La Via

La Via 27 ottobre

INCONTRARE SE STESSI PER INCONTRARE IL VERO DIO.   (Lc 18, 9-14)

A prima vista i due personaggi della parabola odierna sono l’opposto l’uno dell’altro. In pdf50parte è proprio così.
Ma c’è anche qualcosa che li rende simili e li accomuna.
È la loro propensione a fare più di quel che gli è chiesto.
Il fariseo, persona per bene, compie molto di più dei normali doveri religiosi perché digiuna due volte alla settimana anziché una come era la regola e paga la decima su tutto.
Il pubblicano da parte sua è generalmente detestato perché esige più tasse di quelle legalmente imposte per intascare la differenza.
Per entrambi questo sconfinare più in là del dovuto è fatto per egoismo ed interessi personali.
Il pubblicano è interessato al suo vantaggio materiale, il fariseo al suo vantaggio morale e spirituale.
In nessuno dei due prevale l’altruismo o l’amore, ma solo l’attenzione a se stessi.
La differenza radicale sta nel fatto che il pubblicano riconosce tutto questo, il fariseo no.
Il primo entra in contatto con la verità di sé, con il suo io più profondo; il secondo è come se restasse in superficie.
E così il peccato del pubblicano è per lui l’opportunità di incontrare il vero Dio mentre i sacrosanti doveri morali del fariseo sono un modo per fuggire da Dio.
Di fronte a questa pagina mi tornano alla mente le parole di un

grande monaco, Isacco di Ninive: “chi conosce il proprio peccato è più grande di chi risuscita un morto. Chi piange un’ora su se stesso è più grande di chi ammaestra il mondo intero. Chi conosce la propria debolezza è più grande di chi vede un angelo. Chi segue Cristo in segreto e nel pentimento è più grande di chi gode molta fama nelle Chiese.”
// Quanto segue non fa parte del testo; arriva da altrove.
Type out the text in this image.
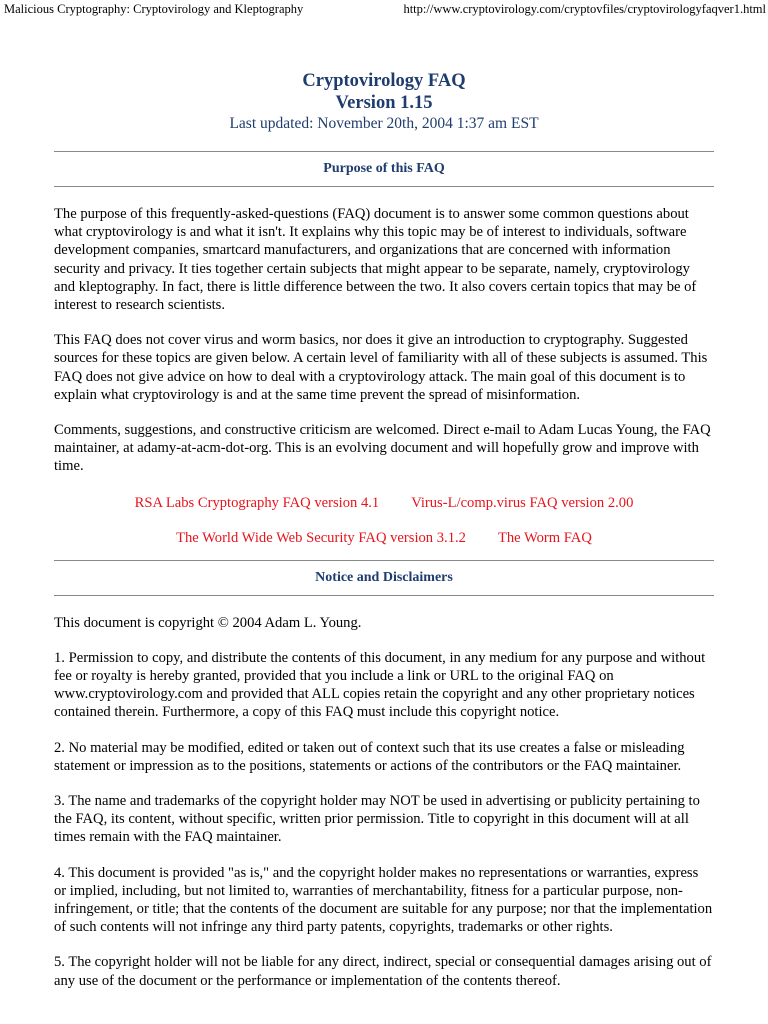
Malicious Cryptography: Cryptovirology and Kleptography	http://www.cryptovirology.com/cryptovfiles/cryptovirologyfaqver1.html
Cryptovirology FAQ
Version 1.15
Last updated: November 20th, 2004 1:37 am EST
Purpose of this FAQ

The purpose of this frequently-asked-questions (FAQ) document is to answer some common questions about what cryptovirology is and what it isn't. It explains why this topic may be of interest to individuals, software development companies, smartcard manufacturers, and organizations that are concerned with information security and privacy. It ties together certain subjects that might appear to be separate, namely, cryptovirology and kleptography. In fact, there is little difference between the two. It also covers certain topics that may be of interest to research scientists.

This FAQ does not cover virus and worm basics, nor does it give an introduction to cryptography. Suggested sources for these topics are given below. A certain level of familiarity with all of these subjects is assumed. This FAQ does not give advice on how to deal with a cryptovirology attack. The main goal of this document is to explain what cryptovirology is and at the same time prevent the spread of misinformation.

Comments, suggestions, and constructive criticism are welcomed. Direct e-mail to Adam Lucas Young, the FAQ maintainer, at adamy-at-acm-dot-org. This is an evolving document and will hopefully grow and improve with time.

RSA Labs Cryptography FAQ version 4.1 Virus-L/comp.virus FAQ version 2.00
The World Wide Web Security FAQ version 3.1.2 The Worm FAQ
Notice and Disclaimers

This document is copyright © 2004 Adam L. Young.

1. Permission to copy, and distribute the contents of this document, in any medium for any purpose and without fee or royalty is hereby granted, provided that you include a link or URL to the original FAQ on www.cryptovirology.com and provided that ALL copies retain the copyright and any other proprietary notices contained therein. Furthermore, a copy of this FAQ must include this copyright notice.

2. No material may be modified, edited or taken out of context such that its use creates a false or misleading statement or impression as to the positions, statements or actions of the contributors or the FAQ maintainer.

3. The name and trademarks of the copyright holder may NOT be used in advertising or publicity pertaining to the FAQ, its content, without specific, written prior permission. Title to copyright in this document will at all times remain with the FAQ maintainer.

4. This document is provided "as is," and the copyright holder makes no representations or warranties, express or implied, including, but not limited to, warranties of merchantability, fitness for a particular purpose, non-infringement, or title; that the contents of the document are suitable for any purpose; nor that the implementation of such contents will not infringe any third party patents, copyrights, trademarks or other rights.

5. The copyright holder will not be liable for any direct, indirect, special or consequential damages arising out of any use of the document or the performance or implementation of the contents thereof.
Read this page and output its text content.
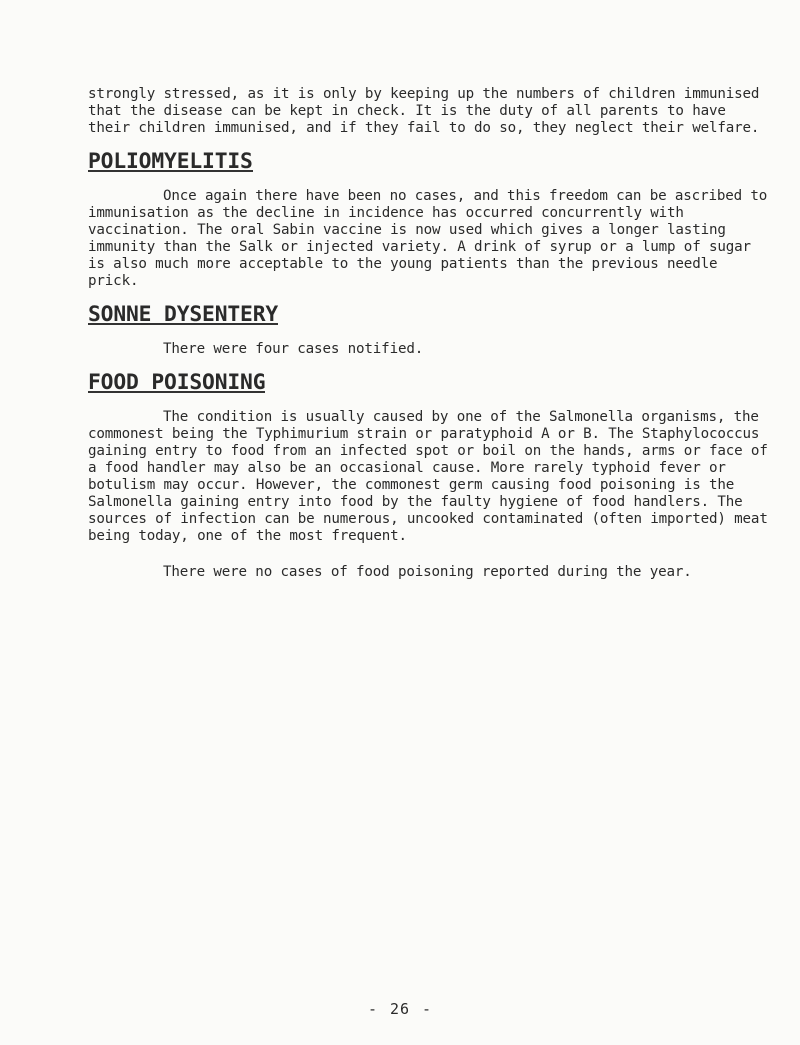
strongly stressed, as it is only by keeping up the numbers of children immunised that the disease can be kept in check. It is the duty of all parents to have their children immunised, and if they fail to do so, they neglect their welfare.

POLIOMYELITIS

Once again there have been no cases, and this freedom can be ascribed to immunisation as the decline in incidence has occurred concurrently with vaccination. The oral Sabin vaccine is now used which gives a longer lasting immunity than the Salk or injected variety. A drink of syrup or a lump of sugar is also much more acceptable to the young patients than the previous needle prick.

SONNE DYSENTERY

There were four cases notified.

FOOD POISONING

The condition is usually caused by one of the Salmonella organisms, the commonest being the Typhimurium strain or paratyphoid A or B. The Staphylococcus gaining entry to food from an infected spot or boil on the hands, arms or face of a food handler may also be an occasional cause. More rarely typhoid fever or botulism may occur. However, the commonest germ causing food poisoning is the Salmonella gaining entry into food by the faulty hygiene of food handlers. The sources of infection can be numerous, uncooked contaminated (often imported) meat being today, one of the most frequent.

There were no cases of food poisoning reported during the year.

- 26 -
L’ho meditata molte volte e lo ritengo un invito ad andare in profondità, alla sorgente, alla radice di se stessi.

Può succedere infatti di ingannarsi con i propri stessi pensieri.

Nessuno di noi presume di essere giusto né tantomeno disprezza apertamente gli altri. Nessuno si metterebbe a dire: “io sono migliore!”

Ma in cuor nostro presumiamo che sia giusto quasi tutto quello che facciamo e che sia sbagliato quello che fanno gli altri.

Quasi inconsciamente pensiamo di sapere noi come vanno fatte le cose e crediamo che le faremmo meglio se fossimo al posto degli altri. E tutto questo pur continuando a dire “io non mi sento migliore di loro!”…

Ci portiamo dentro contraddizioni delle quali dobbiamo andare alla radice: riconoscere di essere affetti da questa smania di confronto e di cercare proprio attraverso il confronto con altri le ragioni per ritrovare la stima di noi stessi.

Era così anche per il fariseo della parabola: aveva bisogno della stima di Dio, che Egli fosse il Grande Spettatore delle sue buone azioni.

Ma piuttosto che spettatore plaudente, non è meglio che Dio sia Padre Misericordioso?